Solaris, de Andrei Tarkovsky, é uma boa pedida para quem acha 2001, de Kubrick, uma bobagem no espaço.

7,0

Estranho esse cidadão, o Andrei Tarkovsky. Metido com ocultismo, fez apenas seis longas metragens (ao todo, apenas nove projetos em 24 anos de carreira) antes que um câncer de pulmão o matasse aos 64 anos deixando a Rússia sem o seu maior cineasta desde Sergei Eisentein. Dizia que dirigir era esculpir o tempo: para Tarkovski, o espectador vai ao cinema com a intenção de encontrar o tempo perdido, essencial para a construção da personalidade do homem. Quem vê os filmes de Tarkovsky vive uma experiência de ordem temporal, momento íntimo e pessoal com o universo desse artista que foi longe, muito longe na arte cinematográfica.

De sua rica e atribulada carreira, coroada de sucessos e prêmios (18 deles listado no IMDB, sendo três deles em Cannes e um em Veneza), talvez o filme menos elogiado dos seus filmes seja este Solaris (1972), mas com razão. O filme anterior, Andrei Rubolev, havia sido banido da Rússia pelas autoridades comunistas e praticamente desapareceu do mapa (o filme foi feito com dinheiro estatal) pelo conteúdo crítico ao regime soviético. Tarkovsky filmou Solaris sob pressão e sofrendo censura, de forma que, dentre seus filmes, é talvez o menor.

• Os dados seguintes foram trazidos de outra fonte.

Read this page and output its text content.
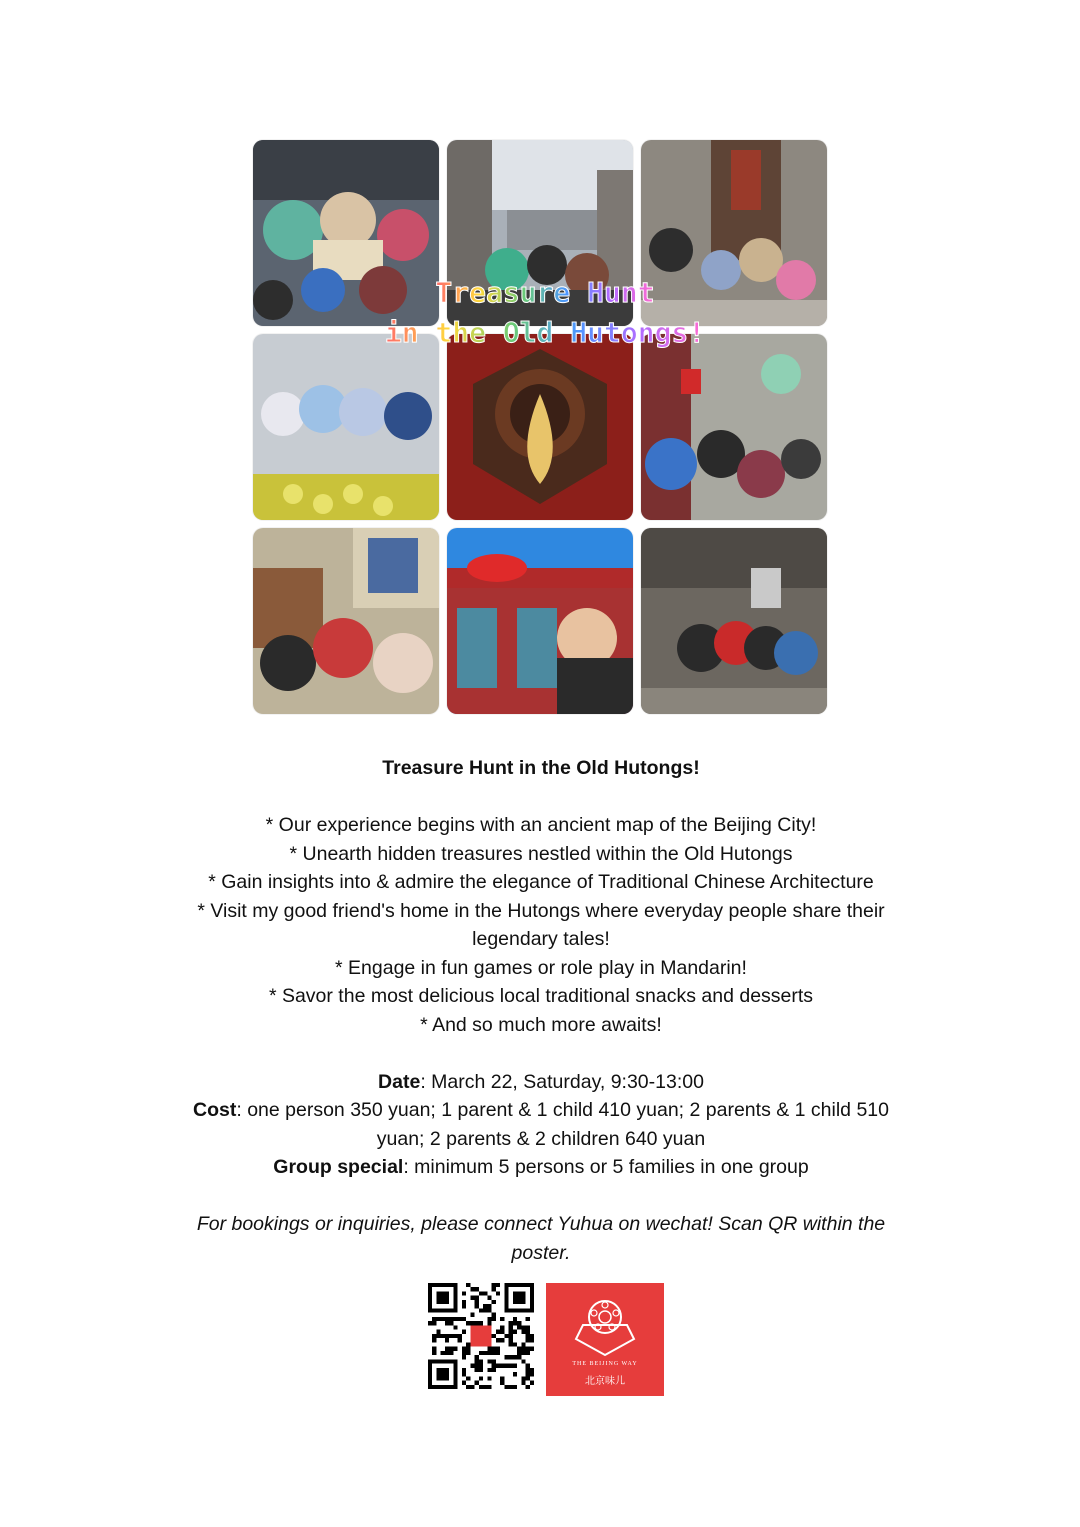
Treasure Hunt
in the Old Hutongs!

Treasure Hunt in the Old Hutongs!

* Our experience begins with an ancient map of the Beijing City!

* Unearth hidden treasures nestled within the Old Hutongs

* Gain insights into & admire the elegance of Traditional Chinese Architecture

* Visit my good friend's home in the Hutongs where everyday people share their legendary tales!

* Engage in fun games or role play in Mandarin!

* Savor the most delicious local traditional snacks and desserts

* And so much more awaits!

Date: March 22, Saturday, 9:30-13:00

Cost: one person 350 yuan; 1 parent & 1 child 410 yuan; 2 parents & 1 child 510 yuan; 2 parents & 2 children 640 yuan

Group special: minimum 5 persons or 5 families in one group

For bookings or inquiries, please connect Yuhua on wechat! Scan QR within the poster.

THE BEIJING WAY
北京味儿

É, no entanto, seu maior sucesso comercial, o que lhe abriu as portas para platéias vastas em todo o mundo e de financiamento internacional (ou seja, liberdade artística), além de ter vencido o Grande Prêmio do Júri em Cannes. Tarkovsky usou seus longos e impecáveis planos-seqüências, de imagens irretocáveis e belíssimas, para conduzir essa enigma por vezes brilhante, conhecido como a resposta russa a 2001 – Uma Odisséia no Espaço, de Stanley Kubrick (Tarkovsky disse que não havia visto o filme antes da realização de Solaris).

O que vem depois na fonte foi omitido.